Luke then uses the story to make, it seems to me, a theological point.  Mary, like all mothers, has been worried sick about her son, she and Joseph have been very anxious, “in great anxiety.”  When he is found, she gently admonishes him, child, why have you treated us like this?  Don’t you care how worried we were? Jesus looks at her and replies, why were you worried?  Didn’t you know that I have to be in my Father’s house?  We are to assume that already at the age of twelve, Jesus knew who he was and what his mission would be, setting the stage for all that was to come. 

The story concludes with his returning home to Nazareth with them, where he was obedient to them, and as he grew older, he increased in wisdom and in divine and human favor.  It’s a conscious repetition of what is said about the boy Samuel — he continued to grow both in stature and in favor with the LORD and with the people.  Luke seems to be drawing a deliberate parallel to the story of the young Samuel, who would grow up to become a great prophet.

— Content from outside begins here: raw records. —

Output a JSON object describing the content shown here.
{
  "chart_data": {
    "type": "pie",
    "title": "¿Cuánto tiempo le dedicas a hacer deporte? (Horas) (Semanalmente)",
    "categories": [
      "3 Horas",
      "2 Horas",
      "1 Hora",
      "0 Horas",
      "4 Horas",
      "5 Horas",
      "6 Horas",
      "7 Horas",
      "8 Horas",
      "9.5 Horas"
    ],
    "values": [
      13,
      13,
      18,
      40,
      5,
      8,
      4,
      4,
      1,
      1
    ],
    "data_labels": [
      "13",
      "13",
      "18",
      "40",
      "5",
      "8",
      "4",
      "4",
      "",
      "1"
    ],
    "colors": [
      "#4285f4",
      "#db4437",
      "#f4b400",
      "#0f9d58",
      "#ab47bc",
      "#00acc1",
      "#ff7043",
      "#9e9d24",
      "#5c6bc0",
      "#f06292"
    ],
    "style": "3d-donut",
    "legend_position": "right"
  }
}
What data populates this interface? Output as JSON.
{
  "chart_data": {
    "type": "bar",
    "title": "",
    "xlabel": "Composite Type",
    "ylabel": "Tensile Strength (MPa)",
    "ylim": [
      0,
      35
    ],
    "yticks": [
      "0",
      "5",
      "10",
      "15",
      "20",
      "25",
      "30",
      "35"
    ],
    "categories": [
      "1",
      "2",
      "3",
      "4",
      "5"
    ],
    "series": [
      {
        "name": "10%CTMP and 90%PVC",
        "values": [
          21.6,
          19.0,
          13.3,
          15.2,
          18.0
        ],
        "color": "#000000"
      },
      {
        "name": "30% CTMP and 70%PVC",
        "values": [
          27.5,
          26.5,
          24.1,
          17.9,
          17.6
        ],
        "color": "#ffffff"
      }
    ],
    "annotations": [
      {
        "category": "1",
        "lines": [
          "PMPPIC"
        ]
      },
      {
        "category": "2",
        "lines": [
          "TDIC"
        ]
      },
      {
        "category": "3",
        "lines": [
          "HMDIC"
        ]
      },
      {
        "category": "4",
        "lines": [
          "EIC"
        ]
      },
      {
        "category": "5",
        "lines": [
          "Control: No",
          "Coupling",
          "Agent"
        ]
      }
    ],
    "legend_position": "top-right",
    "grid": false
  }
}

As I said, there are probably several reasons for Luke to include this story, and several lessons we could draw from it.  There is a point that Jesus grew up grounded in the basics of his Jewish family and community that emphasizes the importance of fulfilling our obligations to God and our community. There is a lesson about the importance of study and learning, a lesson about Jesus’ relationship to God, perhaps even a lesson about the importance of obeying our parents.  They are all valid and important lessons that could be explored.

But as I think about this community, and our beginning a new year together, the words in today’s reading from Paul to the Colossians seem to me to reflect in practical terms these lessons of living in a religious community, of the importance of study and teaching, of our relationship to God.  We already heard this, but it’s worth re-reading and pondering.  In a teaching to that church about some of the essentials of community, Paul tells them:

“As God's chosen ones, holy and beloved, clothe yourselves with compassion, kindness, humility, meekness, and patience. Bear with one another and, if anyone has a complaint against another, forgive each other; just as the Lord has forgiven you, so you also must forgive.  Above all, clothe yourselves with love, which binds everything together in perfect harmony. And let the peace of Christ rule in your hearts, to which indeed you were called in the one body. And be thankful. Let the word of Christ dwell in you richly; teach and admonish one another in all wisdom; and with gratitude in your hearts sing psalms, hymns, and spiritual songs to God. And whatever you do, in word or deed, do everything in the name of the Lord Jesus, giving thanks to God the Father through him.”

Being together in community, living under the rule of the peace of Christ, we are called individually and collectively, to the attributes that will lead to us also increasing in wisdom, and in divine and human favor.  And in everything we say and do, always giving thanks to God through Jesus, our Lord. 

May we keep those instructions in mind as we begin a new year together.